The economic turmoil has dominated debate in the final days of the Canadian campaign, and the issue's rise has coincided with a slip in support for the Conservatives who had hoped to expand their minority in the House of Commons into a majority government.
Canadians go to the polls Oct 14, although some have already cast ballots in advance voting.
A Harris-Decima/Canadian Press survey released on Wednesday put the Conservatives at 31 percent, unchanged from their survey the day before, but had the Liberals up 1 point at 27 percent.

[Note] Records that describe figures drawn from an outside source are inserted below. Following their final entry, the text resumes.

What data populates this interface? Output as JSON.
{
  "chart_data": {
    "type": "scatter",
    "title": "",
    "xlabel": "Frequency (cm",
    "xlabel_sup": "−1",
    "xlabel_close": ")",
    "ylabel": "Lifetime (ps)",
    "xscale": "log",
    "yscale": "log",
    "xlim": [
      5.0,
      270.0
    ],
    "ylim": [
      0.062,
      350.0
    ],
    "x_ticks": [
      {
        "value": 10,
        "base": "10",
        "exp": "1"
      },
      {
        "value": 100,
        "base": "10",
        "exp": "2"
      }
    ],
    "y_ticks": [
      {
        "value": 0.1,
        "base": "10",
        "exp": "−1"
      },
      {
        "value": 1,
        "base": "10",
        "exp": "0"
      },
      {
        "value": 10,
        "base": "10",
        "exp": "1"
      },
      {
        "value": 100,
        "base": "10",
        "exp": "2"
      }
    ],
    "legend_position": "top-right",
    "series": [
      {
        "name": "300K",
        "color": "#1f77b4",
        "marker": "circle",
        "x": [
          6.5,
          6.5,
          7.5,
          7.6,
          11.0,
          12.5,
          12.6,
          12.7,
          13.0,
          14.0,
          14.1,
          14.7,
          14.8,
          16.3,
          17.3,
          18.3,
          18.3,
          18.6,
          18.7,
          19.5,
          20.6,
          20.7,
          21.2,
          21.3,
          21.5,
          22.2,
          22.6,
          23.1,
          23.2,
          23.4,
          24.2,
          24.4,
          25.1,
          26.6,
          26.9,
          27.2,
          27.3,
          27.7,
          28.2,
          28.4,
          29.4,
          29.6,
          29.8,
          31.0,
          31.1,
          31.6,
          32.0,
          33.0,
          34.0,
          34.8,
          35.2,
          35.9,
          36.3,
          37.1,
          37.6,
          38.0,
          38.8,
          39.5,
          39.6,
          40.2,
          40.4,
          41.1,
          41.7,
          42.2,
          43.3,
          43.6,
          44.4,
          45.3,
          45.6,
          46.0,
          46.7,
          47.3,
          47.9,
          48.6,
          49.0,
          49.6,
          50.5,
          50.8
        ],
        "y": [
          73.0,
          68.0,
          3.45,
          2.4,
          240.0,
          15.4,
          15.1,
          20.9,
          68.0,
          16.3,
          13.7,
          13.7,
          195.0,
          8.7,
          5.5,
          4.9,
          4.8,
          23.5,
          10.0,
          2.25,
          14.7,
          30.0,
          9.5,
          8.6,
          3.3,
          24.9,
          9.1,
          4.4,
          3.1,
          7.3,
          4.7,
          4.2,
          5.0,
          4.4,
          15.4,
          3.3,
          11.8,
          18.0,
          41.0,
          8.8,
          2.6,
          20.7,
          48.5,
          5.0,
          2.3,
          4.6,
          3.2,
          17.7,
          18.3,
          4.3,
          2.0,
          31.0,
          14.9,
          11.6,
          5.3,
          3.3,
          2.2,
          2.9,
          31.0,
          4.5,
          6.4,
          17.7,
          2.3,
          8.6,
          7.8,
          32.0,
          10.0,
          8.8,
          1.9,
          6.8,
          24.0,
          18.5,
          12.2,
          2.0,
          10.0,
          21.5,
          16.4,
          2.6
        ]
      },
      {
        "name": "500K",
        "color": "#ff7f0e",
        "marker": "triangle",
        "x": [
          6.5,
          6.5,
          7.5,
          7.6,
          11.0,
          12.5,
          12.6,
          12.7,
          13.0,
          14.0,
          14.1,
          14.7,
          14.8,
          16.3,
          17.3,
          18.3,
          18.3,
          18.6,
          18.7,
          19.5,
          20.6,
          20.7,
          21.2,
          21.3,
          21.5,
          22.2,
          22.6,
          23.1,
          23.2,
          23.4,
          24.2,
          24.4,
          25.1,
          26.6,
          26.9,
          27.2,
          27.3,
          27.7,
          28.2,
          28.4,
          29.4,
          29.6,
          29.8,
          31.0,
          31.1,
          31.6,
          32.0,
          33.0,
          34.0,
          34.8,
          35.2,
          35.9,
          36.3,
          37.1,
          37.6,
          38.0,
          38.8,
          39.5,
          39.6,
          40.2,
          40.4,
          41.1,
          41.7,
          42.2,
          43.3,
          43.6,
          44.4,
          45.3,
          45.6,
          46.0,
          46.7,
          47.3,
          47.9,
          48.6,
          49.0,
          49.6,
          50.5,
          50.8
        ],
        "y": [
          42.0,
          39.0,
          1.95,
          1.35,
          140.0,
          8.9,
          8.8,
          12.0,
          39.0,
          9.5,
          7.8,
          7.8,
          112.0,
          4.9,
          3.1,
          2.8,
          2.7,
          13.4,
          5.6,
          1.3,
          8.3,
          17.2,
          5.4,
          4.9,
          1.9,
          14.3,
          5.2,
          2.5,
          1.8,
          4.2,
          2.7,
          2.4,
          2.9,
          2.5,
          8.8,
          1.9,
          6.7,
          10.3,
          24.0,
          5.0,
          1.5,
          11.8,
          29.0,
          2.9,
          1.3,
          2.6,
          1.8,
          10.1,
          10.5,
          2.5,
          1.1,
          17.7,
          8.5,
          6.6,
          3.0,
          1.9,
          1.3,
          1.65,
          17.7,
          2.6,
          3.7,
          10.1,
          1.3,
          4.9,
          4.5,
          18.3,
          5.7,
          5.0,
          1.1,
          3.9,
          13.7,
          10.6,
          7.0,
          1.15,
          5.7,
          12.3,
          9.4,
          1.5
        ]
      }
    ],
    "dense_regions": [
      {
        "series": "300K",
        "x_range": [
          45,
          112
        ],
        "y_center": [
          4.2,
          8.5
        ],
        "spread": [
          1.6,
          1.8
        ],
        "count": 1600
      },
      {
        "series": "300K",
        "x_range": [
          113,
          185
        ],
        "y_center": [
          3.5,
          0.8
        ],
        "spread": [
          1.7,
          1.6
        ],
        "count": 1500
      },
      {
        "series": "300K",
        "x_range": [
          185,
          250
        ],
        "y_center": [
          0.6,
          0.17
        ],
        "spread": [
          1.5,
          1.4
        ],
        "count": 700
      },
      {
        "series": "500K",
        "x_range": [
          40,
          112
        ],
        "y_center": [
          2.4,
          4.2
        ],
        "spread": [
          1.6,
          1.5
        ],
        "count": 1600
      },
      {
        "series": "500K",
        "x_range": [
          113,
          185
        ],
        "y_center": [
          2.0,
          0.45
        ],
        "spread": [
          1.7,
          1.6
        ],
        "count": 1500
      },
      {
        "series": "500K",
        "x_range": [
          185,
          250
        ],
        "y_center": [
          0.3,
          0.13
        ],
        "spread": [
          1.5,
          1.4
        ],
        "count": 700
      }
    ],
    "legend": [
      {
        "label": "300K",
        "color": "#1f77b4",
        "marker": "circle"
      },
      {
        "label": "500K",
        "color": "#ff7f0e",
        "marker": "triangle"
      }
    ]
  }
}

The left-of-center New Democratic Party (NDP) was at 20 percent.
An Ekos poll showed the Conservatives at 34 percent, the Liberals at 25 percent and the NDP at 20 percent.
The Ekos survey gave the Conservatives 2 percentage point higher lead over the Liberals than a survey released Tuesday, but it said voters seemed neither to want to give Harper a majority nor Liberal leader Dion.
Although Canadian banks have not had the same financial problems as those in the United States and Europe, the Bank of Canada joined other central banks in cutting its key lending rate by half a percentage point to 2.5 percent.
The Liberals and New Democrats accused Harper's Conservative government of failing to quickly address the impact on Canada's manufacturing and resource industries caused by the financial problems in the United States, its largest trading partner.
Harper said he would push other countries to adopt the same lending rules he said had prevented Canada from suffering the subprime mortgage problems that have hit the United States and sparked turmoil around the world.
But NDP leader Jack Layton said Canada had to tighten its bank regulations. "We will re-regulate the banks and we'll make sure no one is gambling with your savings." Layton told an Alberta rally.
The Green Party is also on the national ballot, but its leader Elizabeth May has focused largely on winning a seat in Parliament in her home province of Nova Scotia, where she is in an uphill battle against Defense Minister Peter MacKay.
May did pick up a personal endorsement on Wednesday from the Canadian Auto Workers Union.